Nocterra is the daughter of distinctly personal suggestions for Scott Snyder who at the launch of the series had not failed to talk in depth about the birth of the series, indicating among the main sources of inspiration the atavistic fear of the dark that also gripped him as a child. A simple concept that found fertile ground in the author's predilection for horror atmospheres which, however, in Nocterra 1 - Notte Fonda are declined in equal measure towards markedly action territories.Snyder creates a simple but effective narrative tension. He narrates in analysts not only the background of Val and Em but also the advent of the Great Dark, preferring certain stylistic features typical of horror and then turning in the present to styles instead of survival horror in which cosmic-Lovecraftian echoes resurface in the final. The formula is intriguing and is well supported by a decidedly fast pace in which the action is frenetic.
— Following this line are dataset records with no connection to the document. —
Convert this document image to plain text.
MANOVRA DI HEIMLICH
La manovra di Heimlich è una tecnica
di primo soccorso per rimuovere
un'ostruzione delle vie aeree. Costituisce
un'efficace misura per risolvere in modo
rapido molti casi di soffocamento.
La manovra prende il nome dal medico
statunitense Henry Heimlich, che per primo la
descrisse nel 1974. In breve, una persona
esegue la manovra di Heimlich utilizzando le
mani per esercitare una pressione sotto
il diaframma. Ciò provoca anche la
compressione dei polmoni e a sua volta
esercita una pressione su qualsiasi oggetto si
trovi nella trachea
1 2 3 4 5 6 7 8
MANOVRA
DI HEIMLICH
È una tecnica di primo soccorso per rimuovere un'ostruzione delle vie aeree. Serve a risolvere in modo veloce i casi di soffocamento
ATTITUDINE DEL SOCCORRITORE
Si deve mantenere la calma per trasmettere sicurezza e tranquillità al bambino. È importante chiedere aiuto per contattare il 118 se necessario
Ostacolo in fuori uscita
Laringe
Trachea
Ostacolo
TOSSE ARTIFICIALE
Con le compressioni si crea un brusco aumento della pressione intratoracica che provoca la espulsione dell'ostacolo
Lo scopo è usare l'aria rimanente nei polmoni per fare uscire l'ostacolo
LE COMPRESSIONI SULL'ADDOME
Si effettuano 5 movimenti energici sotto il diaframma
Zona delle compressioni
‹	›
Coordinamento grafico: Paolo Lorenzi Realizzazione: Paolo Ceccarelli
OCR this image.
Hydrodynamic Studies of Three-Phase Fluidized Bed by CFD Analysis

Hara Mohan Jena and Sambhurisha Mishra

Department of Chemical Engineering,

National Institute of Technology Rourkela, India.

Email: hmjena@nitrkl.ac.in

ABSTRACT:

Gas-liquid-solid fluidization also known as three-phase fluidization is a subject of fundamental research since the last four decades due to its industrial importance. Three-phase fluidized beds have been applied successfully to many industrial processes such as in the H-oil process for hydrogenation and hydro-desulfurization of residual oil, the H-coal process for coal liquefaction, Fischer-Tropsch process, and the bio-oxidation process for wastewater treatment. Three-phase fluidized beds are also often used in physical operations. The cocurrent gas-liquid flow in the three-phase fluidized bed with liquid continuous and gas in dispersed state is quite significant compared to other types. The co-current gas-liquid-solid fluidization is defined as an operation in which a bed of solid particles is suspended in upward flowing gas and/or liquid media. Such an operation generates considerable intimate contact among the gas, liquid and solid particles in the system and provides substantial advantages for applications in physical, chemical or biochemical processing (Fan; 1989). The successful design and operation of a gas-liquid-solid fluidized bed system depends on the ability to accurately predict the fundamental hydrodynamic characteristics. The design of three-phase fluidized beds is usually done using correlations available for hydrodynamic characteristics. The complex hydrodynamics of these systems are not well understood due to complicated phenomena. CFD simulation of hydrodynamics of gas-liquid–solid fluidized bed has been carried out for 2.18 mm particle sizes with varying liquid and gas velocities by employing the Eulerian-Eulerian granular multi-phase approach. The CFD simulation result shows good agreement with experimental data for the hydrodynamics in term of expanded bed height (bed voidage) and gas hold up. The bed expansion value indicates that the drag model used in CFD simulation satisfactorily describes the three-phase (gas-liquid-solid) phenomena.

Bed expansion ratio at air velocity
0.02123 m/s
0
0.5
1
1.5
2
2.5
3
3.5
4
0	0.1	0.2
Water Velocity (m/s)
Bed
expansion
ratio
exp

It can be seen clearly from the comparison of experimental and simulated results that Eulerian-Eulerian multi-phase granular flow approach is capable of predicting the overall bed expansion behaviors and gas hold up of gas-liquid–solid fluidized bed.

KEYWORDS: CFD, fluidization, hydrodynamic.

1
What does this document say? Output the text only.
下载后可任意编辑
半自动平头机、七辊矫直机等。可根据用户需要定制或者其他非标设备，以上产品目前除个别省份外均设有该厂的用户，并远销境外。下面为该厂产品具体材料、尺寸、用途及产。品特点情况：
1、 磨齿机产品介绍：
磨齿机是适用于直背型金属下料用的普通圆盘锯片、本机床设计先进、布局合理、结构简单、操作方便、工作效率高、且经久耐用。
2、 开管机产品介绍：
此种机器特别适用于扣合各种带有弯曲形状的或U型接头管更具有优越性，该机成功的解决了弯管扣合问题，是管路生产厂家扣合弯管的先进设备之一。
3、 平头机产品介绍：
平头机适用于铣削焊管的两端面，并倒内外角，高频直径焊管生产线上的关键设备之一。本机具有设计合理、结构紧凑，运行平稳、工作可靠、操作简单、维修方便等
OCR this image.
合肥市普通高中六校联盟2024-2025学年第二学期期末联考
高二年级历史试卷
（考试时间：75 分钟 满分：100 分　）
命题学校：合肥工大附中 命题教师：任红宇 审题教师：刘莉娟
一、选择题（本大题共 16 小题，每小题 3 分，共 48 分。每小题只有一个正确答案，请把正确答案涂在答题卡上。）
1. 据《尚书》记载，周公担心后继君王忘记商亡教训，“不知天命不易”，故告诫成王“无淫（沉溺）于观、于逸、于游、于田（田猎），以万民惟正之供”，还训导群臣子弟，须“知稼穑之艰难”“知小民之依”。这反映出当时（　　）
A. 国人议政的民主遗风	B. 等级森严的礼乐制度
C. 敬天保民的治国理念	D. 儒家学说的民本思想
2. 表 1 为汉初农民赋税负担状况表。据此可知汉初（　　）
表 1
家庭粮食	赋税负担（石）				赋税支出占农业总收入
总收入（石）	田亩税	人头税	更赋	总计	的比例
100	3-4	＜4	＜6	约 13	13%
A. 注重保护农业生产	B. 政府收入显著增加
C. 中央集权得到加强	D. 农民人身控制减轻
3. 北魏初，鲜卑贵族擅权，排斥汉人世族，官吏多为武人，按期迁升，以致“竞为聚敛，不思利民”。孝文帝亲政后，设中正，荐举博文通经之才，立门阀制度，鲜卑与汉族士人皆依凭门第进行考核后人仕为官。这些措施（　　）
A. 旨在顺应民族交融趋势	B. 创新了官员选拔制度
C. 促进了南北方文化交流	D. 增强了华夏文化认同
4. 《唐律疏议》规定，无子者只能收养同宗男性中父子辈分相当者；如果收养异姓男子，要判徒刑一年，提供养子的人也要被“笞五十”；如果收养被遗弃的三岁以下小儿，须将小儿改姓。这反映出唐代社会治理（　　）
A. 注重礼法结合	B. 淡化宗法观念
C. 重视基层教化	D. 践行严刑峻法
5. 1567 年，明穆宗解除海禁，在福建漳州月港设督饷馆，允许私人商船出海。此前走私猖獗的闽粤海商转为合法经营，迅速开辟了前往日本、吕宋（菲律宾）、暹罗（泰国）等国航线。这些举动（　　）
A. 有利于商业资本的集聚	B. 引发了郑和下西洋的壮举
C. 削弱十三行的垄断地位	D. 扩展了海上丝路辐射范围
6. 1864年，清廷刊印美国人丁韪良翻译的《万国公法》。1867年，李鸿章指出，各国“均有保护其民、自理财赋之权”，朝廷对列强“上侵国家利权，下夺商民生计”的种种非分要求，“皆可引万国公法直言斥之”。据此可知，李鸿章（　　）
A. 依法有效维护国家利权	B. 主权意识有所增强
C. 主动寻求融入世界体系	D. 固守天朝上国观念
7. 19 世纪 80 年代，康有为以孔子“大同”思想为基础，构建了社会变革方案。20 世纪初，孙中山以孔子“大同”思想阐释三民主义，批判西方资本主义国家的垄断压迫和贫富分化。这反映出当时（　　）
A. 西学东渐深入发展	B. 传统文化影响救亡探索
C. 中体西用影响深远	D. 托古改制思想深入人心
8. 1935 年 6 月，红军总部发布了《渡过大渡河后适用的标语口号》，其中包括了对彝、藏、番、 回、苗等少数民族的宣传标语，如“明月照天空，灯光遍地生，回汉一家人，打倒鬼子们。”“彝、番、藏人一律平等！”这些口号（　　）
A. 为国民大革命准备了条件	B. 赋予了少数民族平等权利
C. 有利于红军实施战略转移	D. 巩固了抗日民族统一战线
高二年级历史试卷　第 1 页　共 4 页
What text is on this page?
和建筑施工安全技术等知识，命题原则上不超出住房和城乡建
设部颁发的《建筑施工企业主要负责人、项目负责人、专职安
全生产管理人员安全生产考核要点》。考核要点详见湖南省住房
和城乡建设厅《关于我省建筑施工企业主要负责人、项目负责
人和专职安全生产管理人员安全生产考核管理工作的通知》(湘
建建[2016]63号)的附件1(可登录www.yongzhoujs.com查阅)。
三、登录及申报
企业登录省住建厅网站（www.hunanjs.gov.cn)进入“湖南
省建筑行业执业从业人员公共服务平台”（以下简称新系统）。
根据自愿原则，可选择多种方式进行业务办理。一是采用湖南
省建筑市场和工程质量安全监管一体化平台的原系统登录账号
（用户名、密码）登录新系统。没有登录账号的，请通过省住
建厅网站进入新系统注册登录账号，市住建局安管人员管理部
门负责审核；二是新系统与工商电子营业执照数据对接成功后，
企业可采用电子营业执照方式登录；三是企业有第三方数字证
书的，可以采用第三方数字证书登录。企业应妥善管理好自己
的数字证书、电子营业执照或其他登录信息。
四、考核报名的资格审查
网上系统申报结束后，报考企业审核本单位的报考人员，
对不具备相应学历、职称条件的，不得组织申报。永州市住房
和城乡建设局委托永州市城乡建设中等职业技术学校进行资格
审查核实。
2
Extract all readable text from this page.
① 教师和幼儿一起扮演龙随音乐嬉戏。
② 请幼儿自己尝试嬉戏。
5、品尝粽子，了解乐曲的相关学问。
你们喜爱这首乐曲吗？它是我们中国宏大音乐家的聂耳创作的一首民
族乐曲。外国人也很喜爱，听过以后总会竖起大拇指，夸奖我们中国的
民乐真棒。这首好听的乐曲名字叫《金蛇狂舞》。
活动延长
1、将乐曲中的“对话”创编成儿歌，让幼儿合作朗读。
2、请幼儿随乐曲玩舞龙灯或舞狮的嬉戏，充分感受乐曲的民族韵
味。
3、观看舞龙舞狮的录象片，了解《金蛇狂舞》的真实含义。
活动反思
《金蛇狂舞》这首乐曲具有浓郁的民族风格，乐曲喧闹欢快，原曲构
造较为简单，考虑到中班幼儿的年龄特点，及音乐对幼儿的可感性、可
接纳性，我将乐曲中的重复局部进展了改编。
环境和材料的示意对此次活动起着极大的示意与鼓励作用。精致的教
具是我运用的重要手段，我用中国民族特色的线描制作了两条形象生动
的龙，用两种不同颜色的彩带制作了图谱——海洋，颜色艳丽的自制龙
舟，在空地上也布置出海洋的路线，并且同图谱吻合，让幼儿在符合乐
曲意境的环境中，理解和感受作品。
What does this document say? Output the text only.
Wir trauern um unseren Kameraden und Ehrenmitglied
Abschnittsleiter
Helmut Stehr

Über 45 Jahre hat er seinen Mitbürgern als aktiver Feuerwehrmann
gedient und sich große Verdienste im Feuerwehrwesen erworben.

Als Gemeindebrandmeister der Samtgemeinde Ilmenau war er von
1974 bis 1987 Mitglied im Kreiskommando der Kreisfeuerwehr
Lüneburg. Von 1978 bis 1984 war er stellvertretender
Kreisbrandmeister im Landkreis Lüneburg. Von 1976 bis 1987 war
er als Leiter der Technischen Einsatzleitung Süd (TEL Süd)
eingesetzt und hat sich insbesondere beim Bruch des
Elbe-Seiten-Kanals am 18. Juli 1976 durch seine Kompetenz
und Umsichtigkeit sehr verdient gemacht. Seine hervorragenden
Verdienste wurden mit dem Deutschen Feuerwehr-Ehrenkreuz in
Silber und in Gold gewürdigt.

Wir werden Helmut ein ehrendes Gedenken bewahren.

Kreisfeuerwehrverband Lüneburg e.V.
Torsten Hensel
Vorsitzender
The reader is granted very little breathing space while the captions are left with the tasks related to world building, narrating and contextualizing situations and characters.
Nocterra 1 - Notte Fonda Nocterra 1 - Notte Fonda is where it is easy to trace not only the typical characteristics of Scott Snyder's writing but also his over-the-top taste of high-budget action blockbusters.
There is no shortage of double splash-pages but they are exceptions that confirm the rule. The table is divided in a simple and orderly way, no acrobatic, configurational or production solutions are avoided. Instead, you opt for simpler but equally effective solutions: close-up shots and close-ups, long shots shown in horizontal frames, inserts and radical frames where you can graft satellite frames, even whole figures. Even from the point of view of character design, the solutions are simple but effective in which practicality prevails over aesthetics as an end in itself. Perhaps the only flaw in this approach is the design of the Stains, or Human Shadows, or humans infected by darkness whose appearance is indeed threatening but perhaps a little too generic.